Certainly an awful lot. The task force met as a group in four in-person meetings and five telephonic meetings. They established ten subcommittees, each of which had between three and five in person or telephonic meetings, and this is what they could apparently all agree upon.
What they do not agree upon
However, perhaps it is more telling as to the current state of affairs that which they could not agree upon.
Require explained awards “to bring greater transparency to a system that some view as opaque.”
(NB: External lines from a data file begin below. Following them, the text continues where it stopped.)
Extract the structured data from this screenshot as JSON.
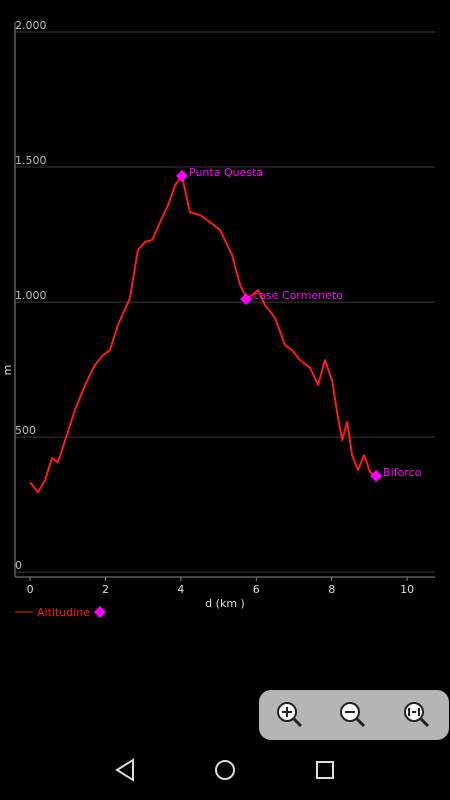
{
  "chart_data": {
    "type": "line",
    "xlabel": "d (km )",
    "ylabel": "m",
    "x": [
      0,
      0.21,
      0.4,
      0.58,
      0.74,
      0.93,
      1.19,
      1.46,
      1.72,
      1.94,
      2.12,
      2.33,
      2.65,
      2.86,
      3.05,
      3.24,
      3.45,
      3.66,
      3.85,
      4.03,
      4.24,
      4.51,
      4.77,
      5.04,
      5.36,
      5.57,
      5.76,
      6.05,
      6.23,
      6.5,
      6.76,
      6.95,
      7.16,
      7.43,
      7.64,
      7.82,
      8.01,
      8.17,
      8.28,
      8.41,
      8.54,
      8.7,
      8.86,
      9.02,
      9.2
    ],
    "series": [
      {
        "name": "Altitudine",
        "color": "#ff1a1a",
        "values": [
          333,
          296,
          341,
          422,
          407,
          489,
          600,
          693,
          767,
          804,
          822,
          915,
          1015,
          1193,
          1222,
          1230,
          1296,
          1359,
          1433,
          1467,
          1333,
          1322,
          1296,
          1267,
          1174,
          1063,
          1011,
          1044,
          989,
          941,
          841,
          822,
          785,
          756,
          693,
          785,
          711,
          570,
          489,
          556,
          433,
          378,
          433,
          370,
          352
        ]
      }
    ],
    "waypoints": {
      "color": "#ff00ff",
      "names": [
        "Punta Questa",
        "case Cormeneto",
        "Biforco"
      ],
      "x": [
        4.03,
        5.73,
        9.18
      ],
      "values": [
        1467,
        1011,
        356
      ]
    },
    "xlim": [
      -0.4,
      10.74
    ],
    "ylim": [
      -18,
      2037
    ],
    "xticks": [
      0,
      2,
      4,
      6,
      8,
      10
    ],
    "yticks": [
      0,
      {
        "value": 500,
        "label": "500"
      },
      {
        "value": 1000,
        "label": "1.000"
      },
      {
        "value": 1500,
        "label": "1.500"
      },
      {
        "value": 2000,
        "label": "2.000"
      }
    ],
    "grid": true
  }
}
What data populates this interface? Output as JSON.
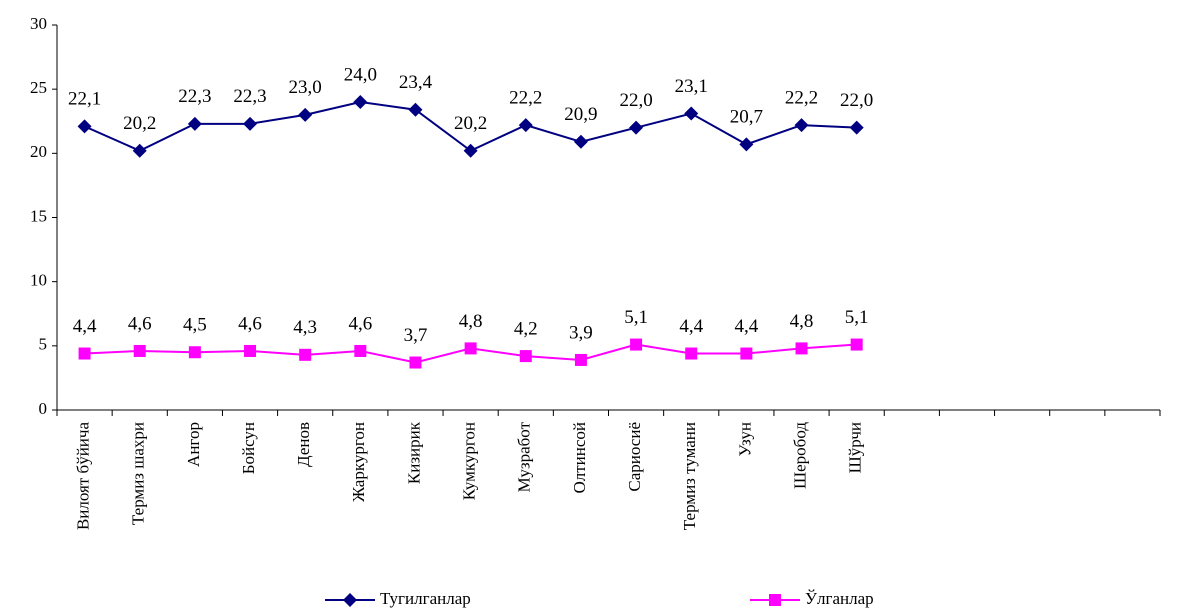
{
  "chart_data": {
    "type": "line",
    "categories": [
      "Вилоят бўйича",
      "Термиз шахри",
      "Ангор",
      "Бойсун",
      "Денов",
      "Жаркургон",
      "Кизирик",
      "Кумкургон",
      "Музработ",
      "Олтинсой",
      "Сариосиё",
      "Термиз тумани",
      "Узун",
      "Шеробод",
      "Шўрчи",
      null,
      null,
      null,
      null,
      null
    ],
    "series": [
      {
        "name": "Тугилганлар",
        "color": "#000080",
        "marker": "diamond",
        "values": [
          22.1,
          20.2,
          22.3,
          22.3,
          23.0,
          24.0,
          23.4,
          20.2,
          22.2,
          20.9,
          22.0,
          23.1,
          20.7,
          22.2,
          22.0,
          null,
          null,
          null,
          null,
          null
        ],
        "value_labels": [
          "22,1",
          "20,2",
          "22,3",
          "22,3",
          "23,0",
          "24,0",
          "23,4",
          "20,2",
          "22,2",
          "20,9",
          "22,0",
          "23,1",
          "20,7",
          "22,2",
          "22,0",
          null,
          null,
          null,
          null,
          null
        ]
      },
      {
        "name": "Ўлганлар",
        "color": "#ff00ff",
        "marker": "square",
        "values": [
          4.4,
          4.6,
          4.5,
          4.6,
          4.3,
          4.6,
          3.7,
          4.8,
          4.2,
          3.9,
          5.1,
          4.4,
          4.4,
          4.8,
          5.1,
          null,
          null,
          null,
          null,
          null
        ],
        "value_labels": [
          "4,4",
          "4,6",
          "4,5",
          "4,6",
          "4,3",
          "4,6",
          "3,7",
          "4,8",
          "4,2",
          "3,9",
          "5,1",
          "4,4",
          "4,4",
          "4,8",
          "5,1",
          null,
          null,
          null,
          null,
          null
        ]
      }
    ],
    "ylim": [
      0,
      30
    ],
    "yticks": [
      0,
      5,
      10,
      15,
      20,
      25,
      30
    ],
    "grid": false,
    "legend": "bottom"
  }
}
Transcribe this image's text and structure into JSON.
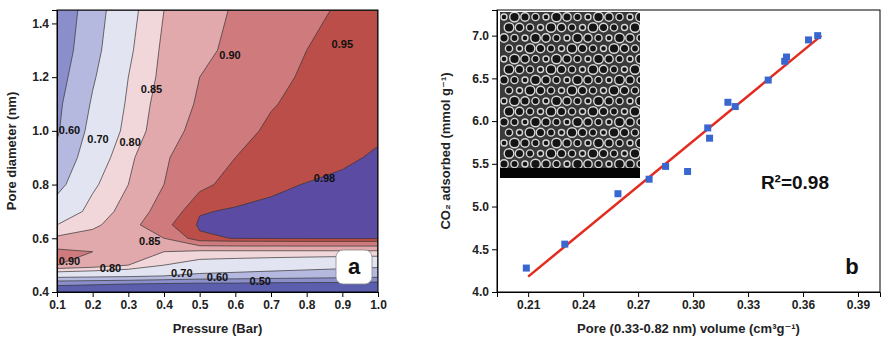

Be clear about “eligibility.” For example, although a customer purchased stock 10 years ago, there are allegations of ongoing fraud starting with the purchase, but continuing to a date within six years of the date the claim was filed.” Some members of the task force believed that the eligibility rule should be eliminated and the issue of stale claims addressed through applicable statutes of limitations. Others believed that the rule should be a rule of repose. The task force spent a considerable amount of time debating the issue, but reached no consensus. Accordingly, it makes no recommendation. Whether Broker-dealers should be required to offer at least some investors a “plain-vanilla” customer agreement that does not include a PDAA. The customer should knowingly agree to arbitrate, and the customer should not be denied an account if he opts not to agree to arbitration. Clarify the Definition of “Customer,” recent litigation has criticized this definition as unhelpful and has provided more content to the definition. Apply the law: the “Task force members had differing views on whether FINRA arbitrators must strictly follow the law and reached no consensus on this issue.” The task force also heard complaints about poor performance by compensated nonattorney representatives and doubts about whether they provide a service to investors. The task force recommends that a study be conducted to determine how many jurisdictions allow compensated non-attorney representatives and whether are competent or provide a service to investors with small claims who otherwise would not be able to obtain representation.